Grayman called this moment of truth for non-white viewers “the invitation” – the point at which they unconsciously register that yes, this show welcomes them. With this insight, Spike TV has been able to retool its marketing as it looks to build and diversify its audience. The moment of invitation needn’t involve visual representation – one ordinary Persil ad found its “invitation” in the closing seconds, with a snatch of Montell Jordan’s “This Is How We Do it”.

Multicultural representation is a hot topic – it’s generally framed as both a social and commercial good, based on the overall positive effects of under-represented groups seeing themselves in the media. Spike TV’s study offered proof of its impact at an individual level – representation is the key to unlocking engagement, attention and long-term impact.

Yatisha Forde of NBCUniversal took that insight a step further. The brand’s CultureFirst™ approach flipped the traditional multicultural script. Instead of taking a Total Market insight and ‘translating’ it for different minority groups, the CultureFirst approach takes insights designed for a particular consumer – a young Hispanic woman – and then transfers them to the total market. By not using whiteness as an assumed baseline, CultureFirst is able to get ahead of cultural trends, not play catch-up. As Forde put it, “Total market strategies driven by Latino human truths will drive stronger consumer resonance among Hispanics and Non-Hispanics, due to the profound, pervasive and permanent nature of Latino culture in the US.”
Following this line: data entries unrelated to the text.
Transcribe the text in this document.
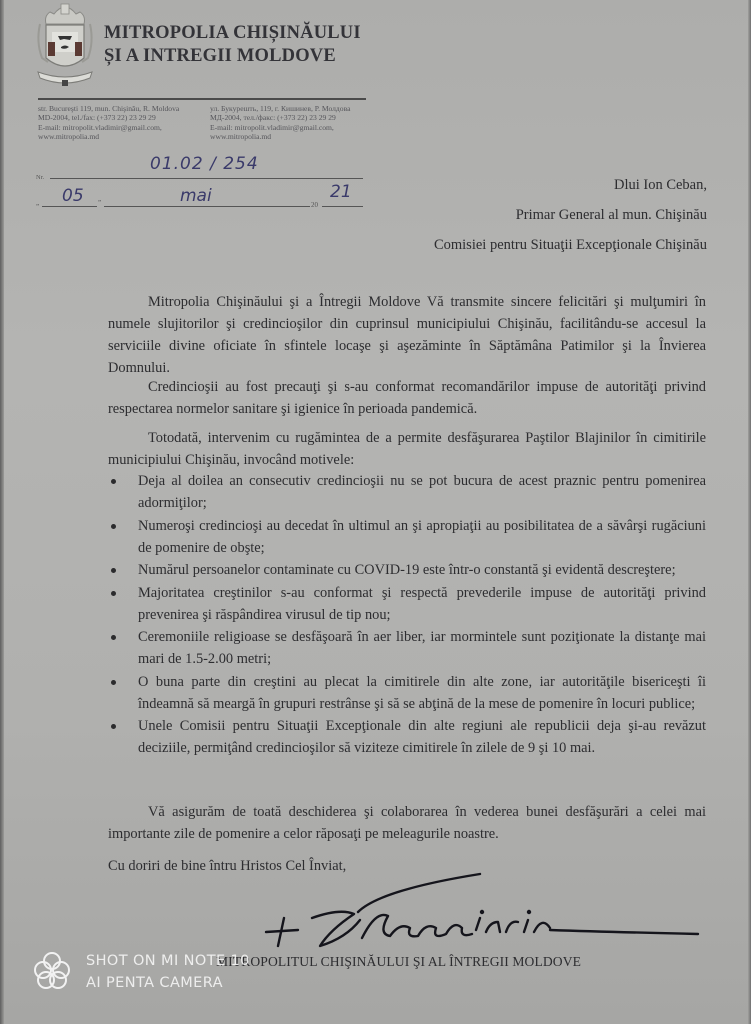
MITROPOLIA CHIȘINĂULUI
ȘI A INTREGII MOLDOVE
str. Bucureşti 119, mun. Chişinău, R. Moldova
MD-2004, tel./fax: (+373 22) 23 29 29
E-mail: mitropolit.vladimir@gmail.com,
www.mitropolia.md
ул. Букурешть, 119, г. Кишинев, Р. Молдова
МД-2004, тел./факс: (+373 22) 23 29 29
E-mail: mitropolit.vladimir@gmail.com,
www.mitropolia.md
Nr.
01.02 / 254
„ 05 ”	mai	20
21	Dlui Ion Ceban,
Primar General al mun. Chişinău
Comisiei pentru Situaţii Excepţionale Chişinău
Mitropolia Chişinăului şi a Întregii Moldove Vă transmite sincere felicitări şi mulţumiri în numele slujitorilor şi credincioşilor din cuprinsul municipiului Chişinău, facilitându-se accesul la serviciile divine oficiate în sfintele locaşe şi aşezăminte în Săptămâna Patimilor şi la Învierea Domnului.
Credincioşii au fost precauţi şi s-au conformat recomandărilor impuse de autorităţi privind respectarea normelor sanitare şi igienice în perioada pandemică.
Totodată, intervenim cu rugămintea de a permite desfăşurarea Paştilor Blajinilor în cimitirile municipiului Chişinău, invocând motivele:
Deja al doilea an consecutiv credincioşii nu se pot bucura de acest praznic pentru pomenirea adormiţilor;
Numeroşi credincioşi au decedat în ultimul an şi apropiaţii au posibilitatea de a săvârşi rugăciuni de pomenire de obşte;
Numărul persoanelor contaminate cu COVID-19 este într-o constantă şi evidentă descreştere;
Majoritatea creştinilor s-au conformat şi respectă prevederile impuse de autorităţi privind prevenirea şi răspândirea virusul de tip nou;
Ceremoniile religioase se desfăşoară în aer liber, iar mormintele sunt poziţionate la distanţe mai mari de 1.5-2.00 metri;
O buna parte din creştini au plecat la cimitirele din alte zone, iar autorităţile bisericeşti îi îndeamnă să meargă în grupuri restrânse şi să se abţină de la mese de pomenire în locuri publice;
Unele Comisii pentru Situaţii Excepţionale din alte regiuni ale republicii deja şi-au revăzut deciziile, permiţând credincioşilor să viziteze cimitirele în zilele de 9 şi 10 mai.
Vă asigurăm de toată deschiderea şi colaborarea în vederea bunei desfăşurări a celei mai importante zile de pomenire a celor răposaţi pe meleagurile noastre.
Cu doriri de bine întru Hristos Cel Înviat,
MITROPOLITUL CHIŞINĂULUI ŞI AL ÎNTREGII MOLDOVE
SHOT ON MI NOTE 10
AI PENTA CAMERA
In practical terms, this meant ads that started Spanish-language and tested just as well among Hispanic and non-Hispanic groups when transferred to English-language. It also meant feeding into NBC Universal’s CurveReport – the company’s large-scale trend tracker. CultureFirst helped NBC Universal locate a group it called “the New Mainstream”, made up of Hispanic consumers but also Hispanic-inspired consumers: again, moving the assumptions of what ‘mainstream’ culture is to better reveal the future shape of the market.
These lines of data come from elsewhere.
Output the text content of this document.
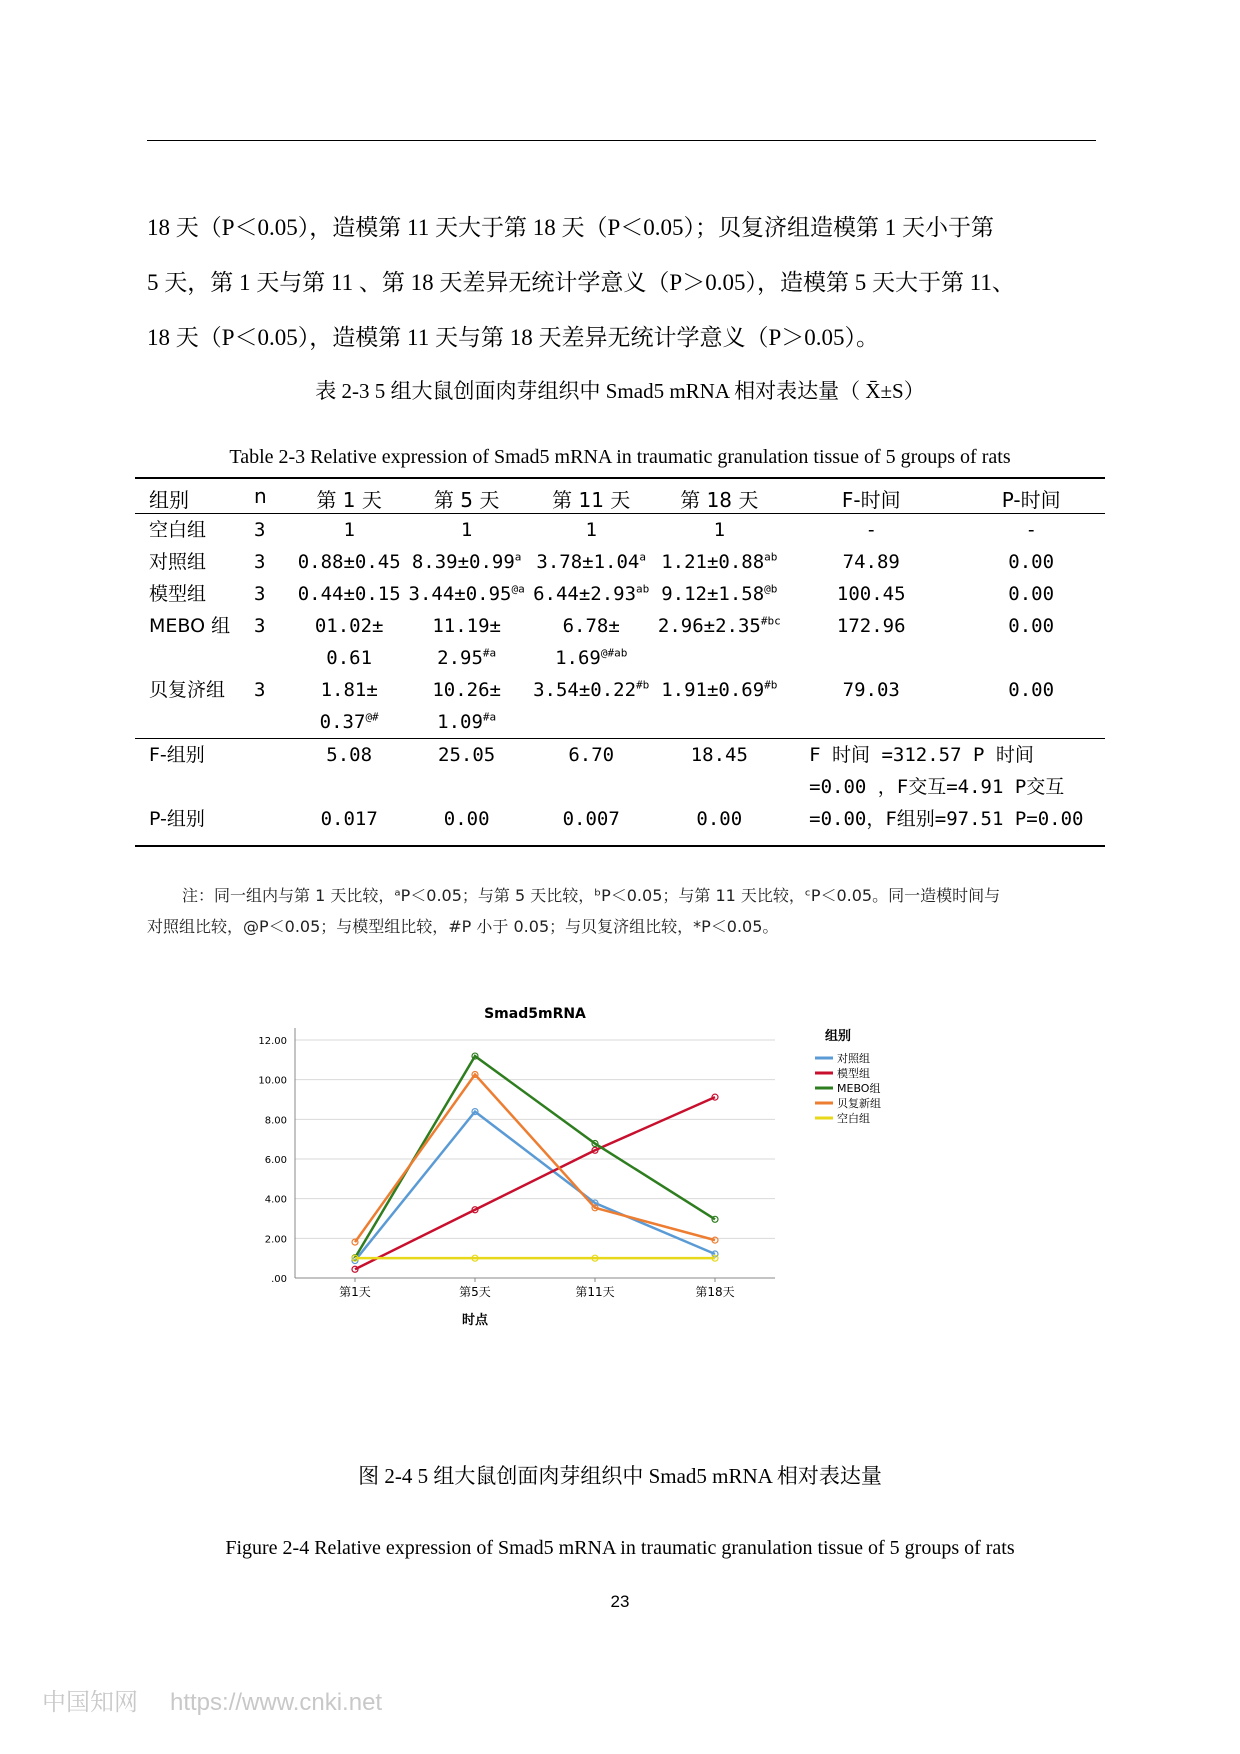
18 天（P＜0.05），造模第 11 天大于第 18 天（P＜0.05）；贝复济组造模第 1 天小于第
5 天，第 1 天与第 11 、第 18 天差异无统计学意义（P＞0.05），造模第 5 天大于第 11、
18 天（P＜0.05），造模第 11 天与第 18 天差异无统计学意义（P＞0.05）。
表 2-3 5 组大鼠创面肉芽组织中 Smad5 mRNA 相对表达量（ X̄±S）
Table 2-3 Relative expression of Smad5 mRNA in traumatic granulation tissue of 5 groups of rats
组别	n	第 1 天	第 5 天	第 11 天	第 18 天	F-时间	P-时间
空白组	3	1	1	1	1	-	-
对照组	3	0.88±0.45	8.39±0.99$^a$	3.78±1.04$^a$	1.21±0.88$^{ab}$	74.89	0.00
模型组	3	0.44±0.15	$3.44\pm 0.95^{@a}$	6.44±2.93$^{ab}$	$9.12\pm 1.58^{@b}$	100.45	0.00
MEBO 组	3	01.02±	11.19±	6.78±	$2.96\pm 2.35^{\#bc}$	172.96	0.00
		0.61	2.95$^{\#a}$	$1.69^{@\#ab}$			
贝复济组	3	1.81±	10.26±	$3.54\pm 0.22^{\#b}$	$1.91\pm 0.69^{\#b}$	79.03	0.00
		0.37@#	1.09$^{\#a}$				
F-组别		5.08	25.05	6.70	18.45	F 时间 =312.57 P 时间
=0.00 ，F交互=4.91 P交互
=0.00，F组别=97.51 P=0.00	

P-组别		0.017	0.00	0.007	0.00		

注：同一组内与第 1 天比较，ᵃP＜0.05；与第 5 天比较，ᵇP＜0.05；与第 11 天比较，ᶜP＜0.05。同一造模时间与
对照组比较，@P＜0.05；与模型组比较，#P 小于 0.05；与贝复济组比较，*P＜0.05。
Smad5mRNA
.00
2.00
4.00
6.00
8.00
10.00
12.00
第1天	第5天	第11天	第18天
时点
组别
对照组
模型组
MEBO组
贝复新组
空白组
图 2-4 5 组大鼠创面肉芽组织中 Smad5 mRNA 相对表达量
Figure 2-4 Relative expression of Smad5 mRNA in traumatic granulation tissue of 5 groups of rats
23
中国知网 https://www.cnki.net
The trends uncovered were the most fascinating part of Forde’s report. Some were pragmatic – putting the spotlight on La Jefa (“the boss”), figurehead of a trend towards female-owned small Latina businesses, a segment that’s grown 87% over the last decade. Others had profound implications for cultural identity – ‘Otherland’, shorthand for the way in which Hispanic and ‘New Mainstream’ consumers are comfortable with multiple cultural identities from the broad to the niche: Hispanic and witch, Blaxican and skater. But rather than dividing consumers into segments of one, these intersectional identities become hubs by which like-minded people can find each other.

The CultureFirst approach has led NBC Universal to re-think the way it treats culture. Younger generations, it realises, want to see themselves as the owners and tellers of their own story, not simply as an audience. So honouring existing culture is only an important first step. After it comes sharing culture without appropriation, by giving its owners the agency to tell stories. Then finally helping people inspired by these stories to connect.

Both these presentations were inspiring beginnings to TMRE 2016. Grayman’s showed how new technology can crack the trickiest of marketing problems. Forde’s was an inspirational vision of a genuinely future-focused marketing, which puts demographic change at its centre.